Mr Easteal, who is one of the speakers at this month's CIEH-run
conference on the draft animal welfare bill, adds that the standards
must be relevant to the species. He also says they will have to
meet certain levels of hygiene practice, accommodation and general
management of care as well as cover issues such as handling and
transportation to and from fairs and one-day sales.
Last month, the House of Commons' Select Committee on Environment,
Food and Rural Affairs (EFRA) published its pre-legislative scrutiny
report on the bill. The report is fairly critical of the draft
bill, and makes over 100 recommendations for changes.
On the issue of pet fairs, the report claims that Defra has "proceeded
straight to the question of asking how pet fairs should be regulated,
without first asking whether they should be clearly legalised".

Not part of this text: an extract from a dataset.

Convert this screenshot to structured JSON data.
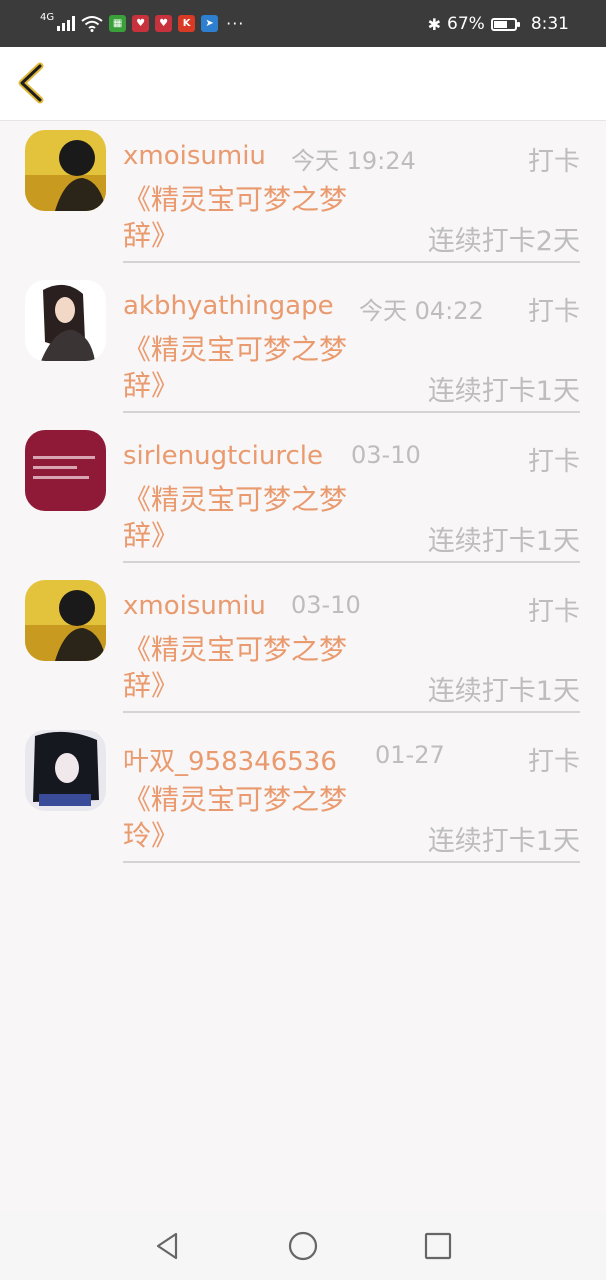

EFRA is calling for a consultation on whether the fairs should
be made "unequivocally legal" before Defra drafts regulations
that would repeal the 1951 act and introduce a licensing regime
for pet fairs in its place.
As Defra ponders over the report's contents, animal welfare continues
to be a low priority issue for many local authorities, Mr Griffiths
concludes, "It's now up to Defra to go out and win the hearts
and minds of local authorities to see it as a priority."